1. Allah SWT adalah Al-awwal artinya tidak ada permulaan bagi wujudNya. Dia

juga Al-Akhir akhirnya tidak ada akhir dari wujudNya.


“Dialah yng awal dan yang akhir, yang zhahir dan yang bathin, dan Dia Mengetahui
segala sesuatu.” (Al-Hadid 57:3).

1. Tidak ada satu pun yang menyerupaiNya.

“Tidak ada sesuatu pun yang serupa dengan Dia, dan Dia lah Yang Maha Mendengar
lagi Maha Melihat”. (As-Syura 42:11).

1. Allah SWT Maha Esa

“Katakanlah : ‘Dialah Allah, Yang Maha Esa…” (Al-Ikhlas 112:1).

1. Allah SWT memiliki Al-Asma’ was Shiffaat (nama-nama dan sifat-sifat) yang
disebutkanNya untuk diriNya di dalam Al-Quran serta semua nama dan sifat yang
dituturkan untukNya oleh Rasulullah SAW dalam sunnahnya, seperti Ar-
Rahmaan, Ar-Rahiim, Al’Aliim, Al-Aziz, As-Sami, Al-Bashiir dan lain-lain.

Firman Allah :

“Hanya milik Allah asmaa-ul husna, maka bermohonlah kepadaNya dengan menyebut
asmaa-ul husna itu dan tinggalkanlah orang-orang yang menyimpang dari kebenaran
dalam (menyebut) nama-namaNya. Nanti mereka akan mendapat balasan terhadap apa
yang telah mereka perbuat.” (Al-A’raf 7:18).

5. Pembuktian Wujud Allah

Walaupun manusia telah menghayati Allah melalui ciptaan-Nya, pengalaman batin

atau fitrah manusia sendiri, namun dia masih juga menginginkan pembuktian secara

langsung bertemu muka. Bahkan Nabi Musa a.s. sekalipun beliau adalah utusan Allah

pernah memohon kepada Allah agar Dia menampakkan diri kepadanya, seperti

diriwayatkan Al-Qur’an dalam Surat Al-A’raf (7) : 143.


143. Dan tatkala Musa datang untuk (munajat dengan Kami) pada waktu yang telah Kami
tentukan dan Tuhan telah berfirman (langsung) kepadanya, berkatalah Musa: "Ya Tuhanku,
nampakkanlah (diri Engkau) kepadaku agar aku dapat melihat kepada Engkau." Tuhan
berfirman: "Kamu sekali-kali tidak sanggup melihat-Ku, tapi lihatlah ke bukit itu, maka jika ia
tetap di tempatnya (sebagai sediakala) niscaya kamu dapat melihat-Ku." Tatkala Tuhannya
menampakkan diri kepada gunung itu[565], dijadikannya gunung itu hancur luluh dan Musa pun
jatuh pingsan. Maka setelah Musa sadar kembali, dia berkata: "Maha Suci Engkau, aku
bertaubat kepada Engkau dan aku orang yang pertama-tama beriman."

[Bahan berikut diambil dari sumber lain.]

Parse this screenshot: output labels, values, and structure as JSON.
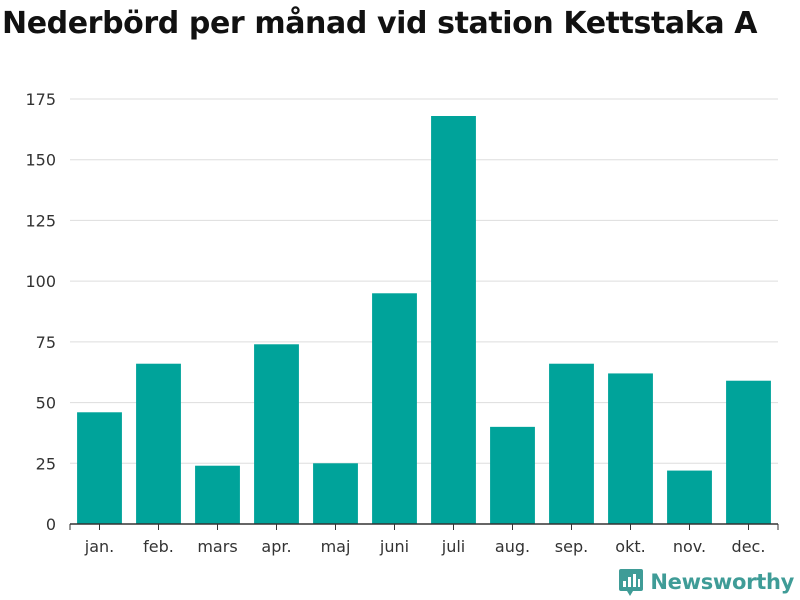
{
  "chart_data": {
    "type": "bar",
    "title": "Nederbörd per månad vid station Kettstaka A",
    "xlabel": "",
    "ylabel": "",
    "categories": [
      "jan.",
      "feb.",
      "mars",
      "apr.",
      "maj",
      "juni",
      "juli",
      "aug.",
      "sep.",
      "okt.",
      "nov.",
      "dec."
    ],
    "values": [
      46,
      66,
      24,
      74,
      25,
      95,
      168,
      40,
      66,
      62,
      22,
      59
    ],
    "ylim": [
      0,
      175
    ],
    "yticks": [
      0,
      25,
      50,
      75,
      100,
      125,
      150,
      175
    ],
    "grid": true,
    "legend": "none",
    "bar_color": "#00a39a"
  },
  "brand": {
    "name": "Newsworthy",
    "icon": "newsworthy-logo-icon",
    "color": "#3f9c97"
  }
}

Oleh karena segala usaha manusia dalam pembuktian wujud Allah itu tetap nisbi
dan terbatas, maka pembuktian perlu dicari hanya dari satu-satunya sumber yaitu
Al-Qur’an dan Sunnah Rasul3

3
Faisal, Yusuf Amir, dkk (1984). Dasar-Dasar Agama Islam. Jakarta:Cv .Kuning Mas.